I giovani oggi capiscono molto bene il concetto di orizzontalità nel rapporto capo-collaboratore. Con loro non c’è quasi mai il problema di comunicare apertamente e in modo continuativo. Quello che fanno fatica a cogliere è la necessità di rispettare la gerarchia, l’autorità. Se il capo ti dedica del tempo per chiederti come stai, è perché gli sta a cuore sapere come sta andando, ma questo non fa di lui un tuo amico. Imparare il rispetto per la gerarchia è conveniente per un giovane che ambisce a diventare manager. Il manager, infatti, non è incaricato di svolgere una mansione specifica, ma è colui che si mette al servizio dei suoi collaboratori per far sì che questi abbiano tutti i mezzi necessari per svolgere loro tale mansione. Imparare a mettersi al servizio degli altri, e quindi , quando si è all’inizio della propria carriera, in primis del proprio capo, è una competenza fondamentale da imparare oggi per essere un buon manager domani.

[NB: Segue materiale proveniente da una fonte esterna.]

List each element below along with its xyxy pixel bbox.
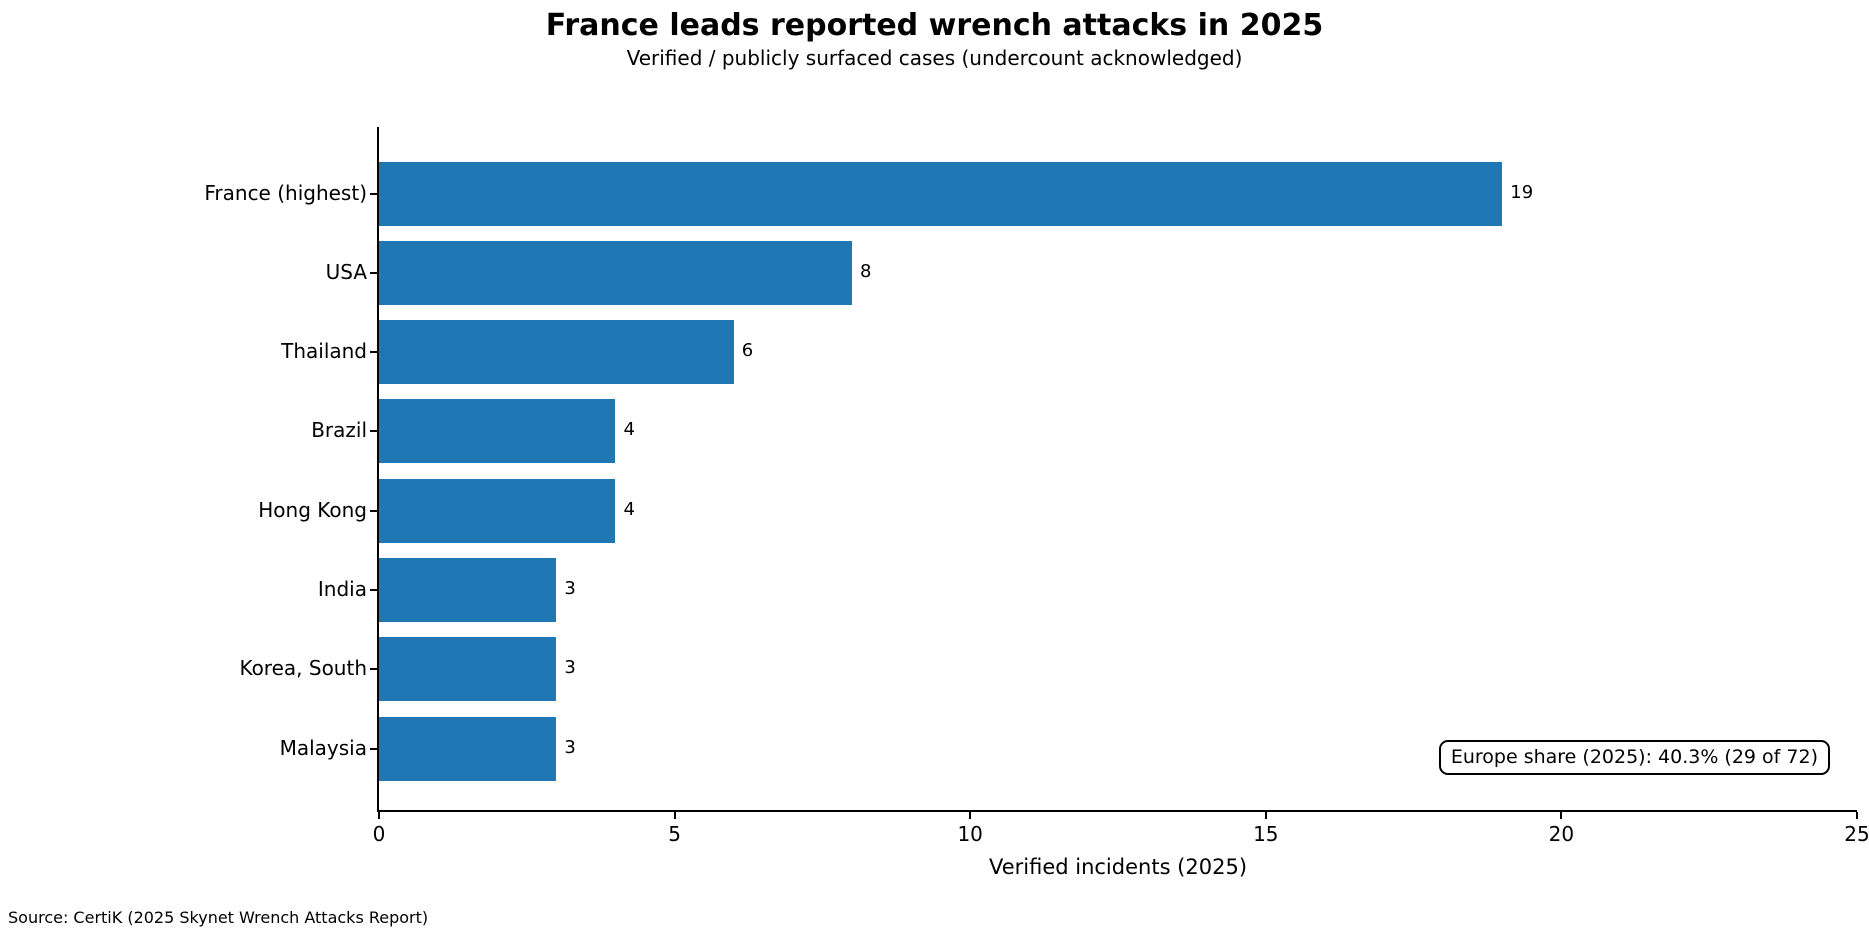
- bar: [379, 240, 852, 305]
- x-tick: [1264, 812, 1267, 819]
- category-label: Brazil: [311, 418, 367, 443]
- bar: [379, 558, 557, 622]
- bar-value-label: 3: [564, 578, 576, 599]
- category-label: France (highest): [204, 180, 367, 205]
- plot-area: Verified incidents (2025) Europe share (…: [204, 127, 1869, 879]
- bar-value-label: 3: [564, 657, 576, 679]
- category-label: Malaysia: [279, 735, 367, 760]
- x-tick-label: 0: [372, 822, 386, 846]
- x-tick-label: 20: [1548, 822, 1575, 846]
- category-label: USA: [325, 259, 367, 284]
- y-tick: [370, 192, 377, 195]
- bar-value-label: 4: [623, 498, 635, 520]
- chart-subtitle: Verified / publicly surfaced cases (unde…: [626, 46, 1243, 70]
- x-tick-label: 10: [957, 822, 983, 846]
- y-tick: [370, 747, 377, 750]
- y-tick: [370, 589, 377, 591]
- bar: [379, 637, 557, 702]
- y-tick: [370, 430, 377, 433]
- category-label: Korea, South: [239, 656, 367, 681]
- x-tick-label: 25: [1844, 822, 1869, 846]
- x-axis-label: Verified incidents (2025): [988, 855, 1248, 879]
- x-tick: [1560, 812, 1563, 819]
- y-tick: [370, 668, 377, 671]
- category-label: Thailand: [281, 339, 367, 364]
- annotation-box: Europe share (2025): 40.3% (29 of 72): [1438, 740, 1830, 775]
- bar-value-label: 6: [741, 340, 754, 362]
- bar-value-label: 19: [1510, 181, 1534, 203]
- x-tick-label: 15: [1253, 822, 1279, 846]
- bar-value-label: 3: [564, 736, 576, 758]
- x-tick: [969, 812, 972, 819]
- chart-title: France leads reported wrench attacks in …: [545, 8, 1324, 43]
- y-tick: [370, 509, 377, 512]
- category-label: India: [317, 577, 367, 601]
- x-tick: [378, 812, 380, 819]
- bar: [379, 716, 557, 781]
- source-note: Source: CertiK (2025 Skynet Wrench Attac…: [8, 908, 429, 927]
- bar-value-label: 4: [623, 419, 635, 441]
- bar: [379, 161, 1503, 226]
- bar: [379, 320, 734, 385]
- bar-value-label: 8: [859, 260, 872, 282]
- x-tick: [673, 812, 676, 819]
- y-tick: [370, 351, 377, 354]
- category-label: Hong Kong: [258, 497, 367, 522]
- bar: [379, 399, 616, 464]
- y-tick: [370, 271, 377, 274]
- x-tick-label: 5: [668, 822, 681, 846]
- bar: [379, 478, 616, 543]
- x-tick: [1856, 812, 1858, 819]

Ho notato che i giovani che capiscono questo, progrediscono molto più velocemente nel proprio percorso professionale, rispetto a chi invece vuole tutto, subito, senza aver capito bene, in fondo, cosa significa essere leader e avere cura dei propri collaboratori.
Grazie José Antonio, grazie a leader come te che in un difficile presente insegnano l’uso positivo degli strumenti tipici di un’organizzazione complessa; e che alimentano in tutti – vecchie e nuove generazioni - il coraggio e la consapevolezza necessari per andare verso il futuro.